I was pleased to notice my historical novel about Hannibal, Pride of Carthage, getting some attention in Portuguese.

The book came out there some years back, but perhaps it's getting some new attention now, since the Acacia Trilogy is being published there.

You could read a review HERE: Os Livros do Lars.

Wednesday, February 27, 2013


Just wanted to mention a cool new book.

Futuredaze: An Anthology of YA Science Fiction, edited by Hannah Strom-Martin and Erin Underwood. It's published by Underwords Press, an indie.

Now, I have a particular interest in this anthology for several reasons. One is that I know both these editors. They graduated from the MFA program I teach for - Stonecoast. Another is that they're such awesome readers I've called on both of them to beta read for me on several occasions. The Acacia Trilogy owes a lot to their insights. And also because I read and blurbed this thing!

Here's what I said:

“I love this collection! It offers all the ideas, speculation and creativity I look for in quality science fiction, but it presents them with a nimble verve, with humor and with a focused attention to the interests and concerns of teen readers. Each story works as science fiction, while also resonating at a wonderfully energetic, youthful frequency. That pleasantly surprised me again and again.” —David Anthony Durham, author of The Acacia Trilogy

And here's how they describe the book themselves:

"Futuredaze: An Anthology of YA Science Fiction includes 33 original short stories and poems that spark the imagination, twist the heart, and make us yearn for the possibilities of a world yet to come. Futuredaze includes pieces by Jack McDevitt, Nancy Holder, Gregory Frost, Lavie Tidhar, Sandra McDonald, Brittany Warman, Stephen Covey, E. Kristin Anderson, Alex Dally MacFarlane, Jenny Blackford, and many more!  

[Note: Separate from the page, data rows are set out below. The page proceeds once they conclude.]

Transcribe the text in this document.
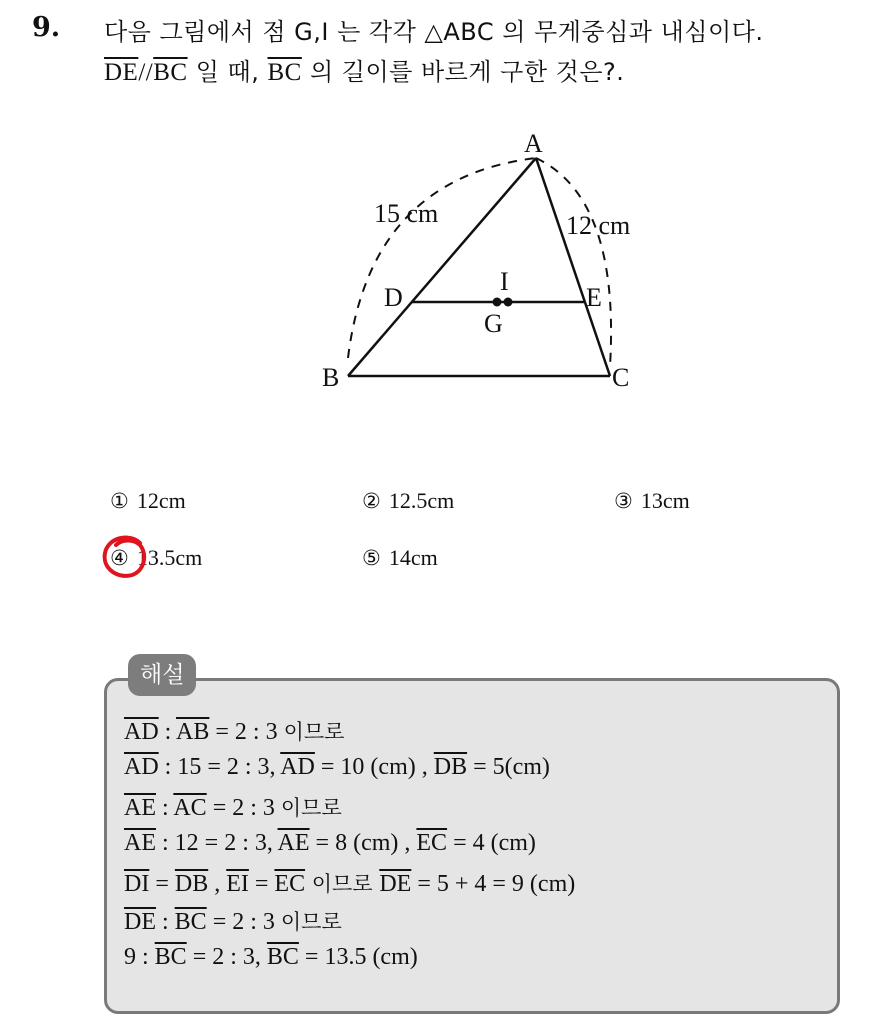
9. 다음 그림에서 점 G,I 는 각각 △ABC 의 무게중심과 내심이다.
$\overline{DE}//\overline{BC}$ 일 때, $\overline{BC}$ 의 길이를 바르게 구한 것은?.
A
B	C
D	E
G
I
15 cm	12 cm
① 12cm	② 12.5cm	③ 13cm
④ 13.5cm	⑤ 14cm
해설
$\overline{AD}$ : $\overline{AB} = 2$ : 3 이므로
$\overline{AD}$ : 15 = 2 : 3, $\overline{AD} = 10$ (cm) , $\overline{DB} = 5(cm)$
$\overline{AE}$ : $\overline{AC} = 2$ : 3 이므로
$\overline{AE}$ : 12 = 2 : 3, $\overline{AE} = 8$ (cm) , $\overline{EC} = 4$ (cm)
$\overline{DI} = \overline{DB}$ , $\overline{EI} = \overline{EC}$ 이므로 $\overline{DE} = 5 + 4 = 9$ (cm)
$\overline{DE}$ : $\overline{BC} = 2$ : 3 이므로
9 : $\overline{BC} = 2$ : 3, $\overline{BC} = 13.5$ (cm)
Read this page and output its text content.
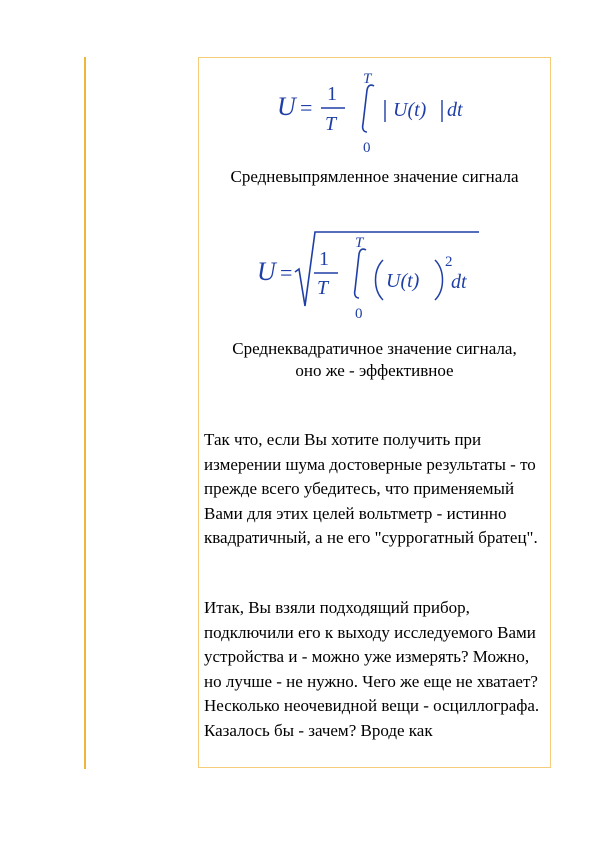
U =
1
T
T
0
U(t) dt
Средневыпрямленное значение сигнала
U =
1
T
T
0
U(t)
2
dt
Среднеквадратичное значение сигнала,
оно же - эффективное

Так что, если Вы хотите получить при измерении шума достоверные результаты - то прежде всего убедитесь, что применяемый Вами для этих целей вольтметр - истинно квадратичный, а не его "суррогатный братец".

Итак, Вы взяли подходящий прибор, подключили его к выходу исследуемого Вами устройства и - можно уже измерять? Можно, но лучше - не нужно. Чего же еще не хватает? Несколько неочевидной вещи - осциллографа. Казалось бы - зачем? Вроде как
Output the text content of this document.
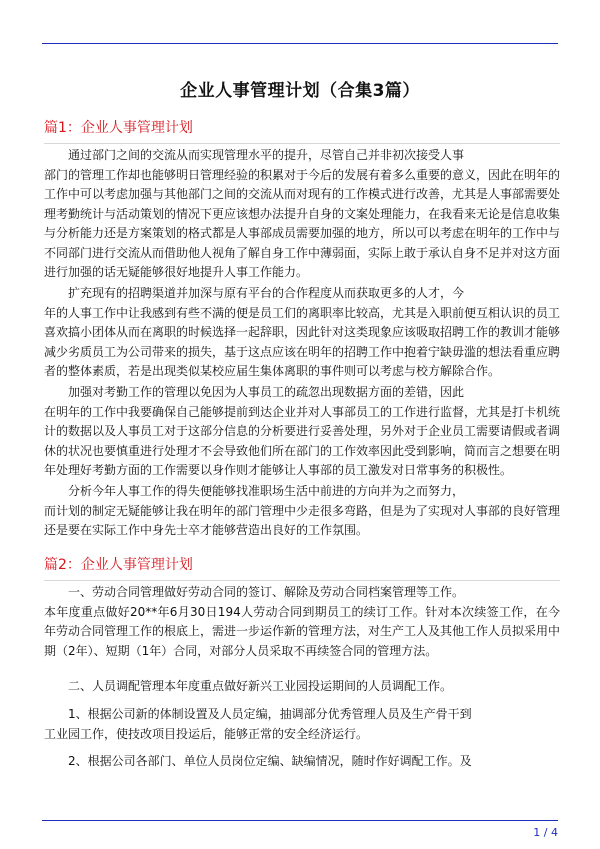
企业人事管理计划（合集3篇）
篇1：企业人事管理计划

通过部门之间的交流从而实现管理水平的提升，尽管自己并非初次接受人事
部门的管理工作却也能够明日管理经验的积累对于今后的发展有着多么重要的意义，因此在明年的工作中可以考虑加强与其他部门之间的交流从而对现有的工作模式进行改善，尤其是人事部需要处理考勤统计与活动策划的情况下更应该想办法提升自身的文案处理能力，在我看来无论是信息收集与分析能力还是方案策划的格式都是人事部成员需要加强的地方，所以可以考虑在明年的工作中与不同部门进行交流从而借助他人视角了解自身工作中薄弱面，实际上敢于承认自身不足并对这方面进行加强的话无疑能够很好地提升人事工作能力。

扩充现有的招聘渠道并加深与原有平台的合作程度从而获取更多的人才，今
年的人事工作中让我感到有些不满的便是员工们的离职率比较高，尤其是入职前便互相认识的员工喜欢搞小团体从而在离职的时候选择一起辞职，因此针对这类现象应该吸取招聘工作的教训才能够减少劣质员工为公司带来的损失，基于这点应该在明年的招聘工作中抱着宁缺毋滥的想法看重应聘者的整体素质，若是出现类似某校应届生集体离职的事件则可以考虑与校方解除合作。

加强对考勤工作的管理以免因为人事员工的疏忽出现数据方面的差错，因此
在明年的工作中我要确保自己能够提前到达企业并对人事部员工的工作进行监督，尤其是打卡机统计的数据以及人事员工对于这部分信息的分析要进行妥善处理，另外对于企业员工需要请假或者调休的状况也要慎重进行处理才不会导致他们所在部门的工作效率因此受到影响，简而言之想要在明年处理好考勤方面的工作需要以身作则才能够让人事部的员工激发对日常事务的积极性。

分析今年人事工作的得失便能够找准职场生活中前进的方向并为之而努力，
而计划的制定无疑能够让我在明年的部门管理中少走很多弯路，但是为了实现对人事部的良好管理还是要在实际工作中身先士卒才能够营造出良好的工作氛围。

篇2：企业人事管理计划

一、劳动合同管理做好劳动合同的签订、解除及劳动合同档案管理等工作。
本年度重点做好20**年6月30日194人劳动合同到期员工的续订工作。针对本次续签工作，在今年劳动合同管理工作的根底上，需进一步运作新的管理方法，对生产工人及其他工作人员拟采用中期（2年）、短期（1年）合同，对部分人员采取不再续签合同的管理方法。

二、人员调配管理本年度重点做好新兴工业园投运期间的人员调配工作。

1、根据公司新的体制设置及人员定编，抽调部分优秀管理人员及生产骨干到
工业园工作，使技改项目投运后，能够正常的安全经济运行。

2、根据公司各部门、单位人员岗位定编、缺编情况，随时作好调配工作。及

1 / 4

Reflecting many of the ideals first set forth by science fiction icons such as Isaac Asimov, George Orwell, and Ray Bradbury, Futuredaze challenges the imagination with young adult fiction that includes far-flung futures, dystopian alternate worlds, life among the stars, and a host of startling stories that embrace the idea of “What if?” that has driven the science fiction genre forward for more then a century. Now, it’s time to give voice to the next generation of science fiction readers and to those of us still young at heart."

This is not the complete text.